O macho está com os cabelos molhados e penteados para trás, seus olhos azuis são parecidos com os corais que temos em casa, vibrantes e lindos.
"Você está ferida? Precisa de ajuda?" o macho pergunta, nadando para mais perto de mim.
Por instinto nado para trás. Ele nota a minha reação e para no meio do nado.
"Não vou machuca-la, eu ouvi gritos e pensei que alguém tivesse se machucado," ele explica.
Então noto seu olhar descer do meu rosto para o meu corpo. Seu olhar de corais azuis ganham uma expressão diferente.
"Caralho, você está nua!" ele declara surpreso.
Olho para baixo e percebo que não ganhei apenas pernas, mas também uma nova anatomia. Meu corpo de sereia possuía escamas e guelras nas laterais do meu torso. Agora tenho essas duas coisas volumosas na frente.
"Estou perdida," digo finalmente.
O macho me olha surpreso e solta um som pela boca que não consigo entender, mas acho engraçado.
"Posso te ajudar a sair da gruta e conseguir algumas roupas para você," ele responde sério.
Concordo com a cabeça e permito que ele me guie para fora da gruta. Me controlo para não olhar para trás, para não mostrar a localização da minha cauda.

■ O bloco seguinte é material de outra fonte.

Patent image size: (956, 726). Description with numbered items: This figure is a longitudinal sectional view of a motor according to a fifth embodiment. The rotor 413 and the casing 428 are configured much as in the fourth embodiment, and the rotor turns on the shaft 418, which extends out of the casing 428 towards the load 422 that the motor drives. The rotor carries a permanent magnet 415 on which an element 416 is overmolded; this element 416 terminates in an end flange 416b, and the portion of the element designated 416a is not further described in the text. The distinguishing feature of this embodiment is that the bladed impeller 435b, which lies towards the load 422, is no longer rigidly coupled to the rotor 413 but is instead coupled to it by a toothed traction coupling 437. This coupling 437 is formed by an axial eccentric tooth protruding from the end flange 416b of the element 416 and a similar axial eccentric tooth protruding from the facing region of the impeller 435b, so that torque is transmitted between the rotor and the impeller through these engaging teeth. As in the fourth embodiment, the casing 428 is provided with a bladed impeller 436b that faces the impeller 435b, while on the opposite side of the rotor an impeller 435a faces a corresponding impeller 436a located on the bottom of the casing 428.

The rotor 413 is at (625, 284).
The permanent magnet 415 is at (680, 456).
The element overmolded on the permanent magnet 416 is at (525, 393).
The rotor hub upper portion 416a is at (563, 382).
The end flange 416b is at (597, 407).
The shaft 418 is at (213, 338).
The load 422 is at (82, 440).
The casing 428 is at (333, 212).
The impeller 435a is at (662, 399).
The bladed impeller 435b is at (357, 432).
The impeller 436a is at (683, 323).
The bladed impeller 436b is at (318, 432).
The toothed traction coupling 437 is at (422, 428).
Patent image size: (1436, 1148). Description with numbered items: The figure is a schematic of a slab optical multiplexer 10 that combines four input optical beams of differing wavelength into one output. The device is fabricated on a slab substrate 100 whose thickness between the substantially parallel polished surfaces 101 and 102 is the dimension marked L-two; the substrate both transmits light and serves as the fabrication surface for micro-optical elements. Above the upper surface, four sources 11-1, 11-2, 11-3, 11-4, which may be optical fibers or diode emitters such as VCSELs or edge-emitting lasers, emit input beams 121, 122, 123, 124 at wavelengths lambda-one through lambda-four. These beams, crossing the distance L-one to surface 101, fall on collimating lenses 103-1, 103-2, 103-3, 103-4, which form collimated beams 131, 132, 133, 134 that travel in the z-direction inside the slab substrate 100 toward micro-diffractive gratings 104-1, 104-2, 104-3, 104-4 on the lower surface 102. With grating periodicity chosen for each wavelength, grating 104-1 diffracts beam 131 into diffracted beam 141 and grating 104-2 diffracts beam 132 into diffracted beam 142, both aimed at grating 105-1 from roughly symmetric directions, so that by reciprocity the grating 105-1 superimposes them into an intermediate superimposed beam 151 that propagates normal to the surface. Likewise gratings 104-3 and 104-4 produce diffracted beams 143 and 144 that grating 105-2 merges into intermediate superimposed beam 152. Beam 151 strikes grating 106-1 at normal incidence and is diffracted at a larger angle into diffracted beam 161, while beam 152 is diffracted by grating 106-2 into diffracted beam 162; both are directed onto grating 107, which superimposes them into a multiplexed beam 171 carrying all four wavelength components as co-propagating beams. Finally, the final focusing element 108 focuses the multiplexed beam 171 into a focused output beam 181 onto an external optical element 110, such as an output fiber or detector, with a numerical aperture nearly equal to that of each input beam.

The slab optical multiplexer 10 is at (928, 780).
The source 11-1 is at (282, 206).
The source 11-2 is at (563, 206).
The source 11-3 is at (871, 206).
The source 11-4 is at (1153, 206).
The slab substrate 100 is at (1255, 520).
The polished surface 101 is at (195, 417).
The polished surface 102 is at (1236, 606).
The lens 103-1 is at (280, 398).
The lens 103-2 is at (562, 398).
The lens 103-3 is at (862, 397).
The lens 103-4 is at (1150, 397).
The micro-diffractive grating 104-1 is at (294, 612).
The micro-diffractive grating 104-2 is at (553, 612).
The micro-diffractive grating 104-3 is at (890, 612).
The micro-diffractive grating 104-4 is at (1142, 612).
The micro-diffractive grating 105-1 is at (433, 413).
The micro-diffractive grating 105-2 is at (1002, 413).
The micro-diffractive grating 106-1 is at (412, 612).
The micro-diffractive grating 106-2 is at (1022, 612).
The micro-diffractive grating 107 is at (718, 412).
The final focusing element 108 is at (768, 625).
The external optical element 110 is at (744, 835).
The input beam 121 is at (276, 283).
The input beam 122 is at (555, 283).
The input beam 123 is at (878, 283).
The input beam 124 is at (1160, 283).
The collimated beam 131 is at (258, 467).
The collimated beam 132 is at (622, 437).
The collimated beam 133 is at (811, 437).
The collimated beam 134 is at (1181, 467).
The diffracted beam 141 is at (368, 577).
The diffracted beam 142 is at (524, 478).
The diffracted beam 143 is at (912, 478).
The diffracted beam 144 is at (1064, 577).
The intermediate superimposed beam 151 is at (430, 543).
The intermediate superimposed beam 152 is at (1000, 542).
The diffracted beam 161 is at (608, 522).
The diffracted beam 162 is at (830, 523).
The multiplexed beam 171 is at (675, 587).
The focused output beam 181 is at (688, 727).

Nado atrás do macho com dificuldade, essas pernas são fracas e fico com falta de ar muito rápido e o gosto do oceano é ruim em minha boca. Ser uma terra-firme é horrível!
Assim que chegamos na praia, me deito na areia quase sem folego. O macho encara o meu corpo com uma expressão que já vi nos machos tritões. Esse meu novo corpo deve ser muito desejável e isso me apavora. Logo coloco minhas mãos na frente do meu corpo, tampando o que tem causado curiosidade nele.
O macho caminha mais na areia e quando volta para perto de mim, ele estende algo branco. Olho para aquilo confusa.
"Para você vestir! Está limpa," ele diz com cautela.
Ah, roupas. Ele havia me dito que me daria roupas. Pego a roupa que ele me ofereceu e tento vesti-la, mas há tantos buracos que fico um pouco perdida.
"Aqui, deixa eu te ajudar," o macho diz e pega a peça de roupa de volta. Ele passa a peça por minha cabeça e depois pelos meus braços. "Pronto, essa camisa é minha favorita, então não perca ela," ele diz e uma risada escapa dos seus lábios.
"Está bem, não vou."
Ele solta outra risada e percebo que acho o som interessante.
O macho possuiu o corpo interessante, seus ombros são largos e definidos. Percebo que ele usa roupa na parte de baixo do seu corpo, a parte de cima é interessante de olhar porque ele tem uma gravura em seu pescoço que desce até o seu ombro esquerdo. Agora que seus cabelos estão bagunçados, noto que são claros, dourados como raios de sol. Ele é um macho bonito.